The reporting uses internal ICE documents obtained by the Post that outline national expansion plans to allow the agency to detain over 107,000 people at once. That’s up from a capacity of some 54,500 at the beginning of the year, and almost 66,000 as of July.
Arizona facilities slated to be newly included are the Maricopa County Jail and the Marana Correctional Facility outside Tucson. Neither facility is currently in use for immigration detention.
Jordan Garcia, Colorado program coordinator with the American Friends Service Committee, says the way local facilities are contracted for federal use varies from state to state. But, local authorities, like cities and counties, have little control over federally-contracted facilities.
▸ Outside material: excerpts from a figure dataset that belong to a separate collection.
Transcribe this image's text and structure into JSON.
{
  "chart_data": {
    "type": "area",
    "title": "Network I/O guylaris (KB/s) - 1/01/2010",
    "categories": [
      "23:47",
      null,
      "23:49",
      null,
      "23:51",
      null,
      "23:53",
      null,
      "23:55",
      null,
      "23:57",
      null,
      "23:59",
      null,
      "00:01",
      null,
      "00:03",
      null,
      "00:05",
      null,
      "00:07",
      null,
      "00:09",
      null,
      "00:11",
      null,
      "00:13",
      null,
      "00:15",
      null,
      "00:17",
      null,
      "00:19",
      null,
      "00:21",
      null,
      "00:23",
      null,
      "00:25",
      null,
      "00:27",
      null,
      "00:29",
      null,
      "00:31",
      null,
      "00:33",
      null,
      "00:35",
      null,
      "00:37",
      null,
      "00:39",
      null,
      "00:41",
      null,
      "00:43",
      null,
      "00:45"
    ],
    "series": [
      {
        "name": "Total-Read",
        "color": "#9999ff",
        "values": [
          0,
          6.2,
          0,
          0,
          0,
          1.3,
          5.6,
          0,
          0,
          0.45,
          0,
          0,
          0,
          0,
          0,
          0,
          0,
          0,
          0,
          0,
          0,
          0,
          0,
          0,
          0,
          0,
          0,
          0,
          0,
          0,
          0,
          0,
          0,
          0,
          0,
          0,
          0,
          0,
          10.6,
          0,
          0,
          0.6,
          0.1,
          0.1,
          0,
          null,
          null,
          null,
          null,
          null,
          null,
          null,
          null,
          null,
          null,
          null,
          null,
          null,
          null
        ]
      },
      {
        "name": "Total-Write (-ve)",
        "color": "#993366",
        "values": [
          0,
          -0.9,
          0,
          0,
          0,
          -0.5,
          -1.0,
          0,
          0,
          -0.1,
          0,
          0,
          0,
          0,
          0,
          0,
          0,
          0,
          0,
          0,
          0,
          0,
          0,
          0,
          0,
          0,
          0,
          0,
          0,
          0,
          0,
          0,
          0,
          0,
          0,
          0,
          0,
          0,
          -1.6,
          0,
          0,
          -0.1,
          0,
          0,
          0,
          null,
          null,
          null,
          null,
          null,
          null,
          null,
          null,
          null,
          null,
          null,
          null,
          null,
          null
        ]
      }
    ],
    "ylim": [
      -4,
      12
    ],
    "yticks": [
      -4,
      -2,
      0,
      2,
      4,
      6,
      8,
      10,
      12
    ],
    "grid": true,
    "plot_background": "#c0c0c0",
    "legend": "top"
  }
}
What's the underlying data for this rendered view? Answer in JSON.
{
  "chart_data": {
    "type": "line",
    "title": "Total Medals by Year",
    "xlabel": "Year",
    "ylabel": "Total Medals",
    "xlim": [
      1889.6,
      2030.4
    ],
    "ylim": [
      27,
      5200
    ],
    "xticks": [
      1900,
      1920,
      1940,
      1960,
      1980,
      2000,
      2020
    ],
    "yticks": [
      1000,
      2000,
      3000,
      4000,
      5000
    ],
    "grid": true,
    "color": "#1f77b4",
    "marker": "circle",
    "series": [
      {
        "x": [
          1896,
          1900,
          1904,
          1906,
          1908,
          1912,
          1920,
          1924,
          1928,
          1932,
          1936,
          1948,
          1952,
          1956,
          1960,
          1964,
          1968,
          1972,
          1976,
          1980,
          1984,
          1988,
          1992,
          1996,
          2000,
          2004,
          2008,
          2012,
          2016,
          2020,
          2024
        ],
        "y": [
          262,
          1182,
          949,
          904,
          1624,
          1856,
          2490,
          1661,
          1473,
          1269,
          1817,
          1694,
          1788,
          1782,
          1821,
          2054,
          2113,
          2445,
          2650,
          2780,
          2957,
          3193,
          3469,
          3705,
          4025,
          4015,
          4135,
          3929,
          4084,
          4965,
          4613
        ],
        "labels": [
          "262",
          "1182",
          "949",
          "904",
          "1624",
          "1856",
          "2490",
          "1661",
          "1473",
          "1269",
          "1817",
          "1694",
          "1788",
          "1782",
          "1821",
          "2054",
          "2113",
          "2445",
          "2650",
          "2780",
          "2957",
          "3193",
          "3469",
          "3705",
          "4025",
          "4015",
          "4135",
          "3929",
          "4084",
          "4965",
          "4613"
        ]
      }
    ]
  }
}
“People tend to get really frustrated when they don’t have local control, so the county itself wouldn’t have as much control over the facility if it’s a federally contracted facility,” he said. “People are like ‘oh, I really thought that we would have some sort of say of how things will go in our community,’ and then they get this facility that’s federally-contracted, and then they don’t have that decision-making power.”
An existing facility called the Central Arizona Florence Correctional Center, south of Phoenix, will also expand to get more beds, according to the reporting. A spokesperson with CoreCivic, the private prison company that operates the facility, said the company works within ICE's established procurement processes and directed capacity questions to the agency.
Arizona is set to add more than 1,200 new detention beds all told, according to the Washington Post, giving it the fifth-largest capacity in the country.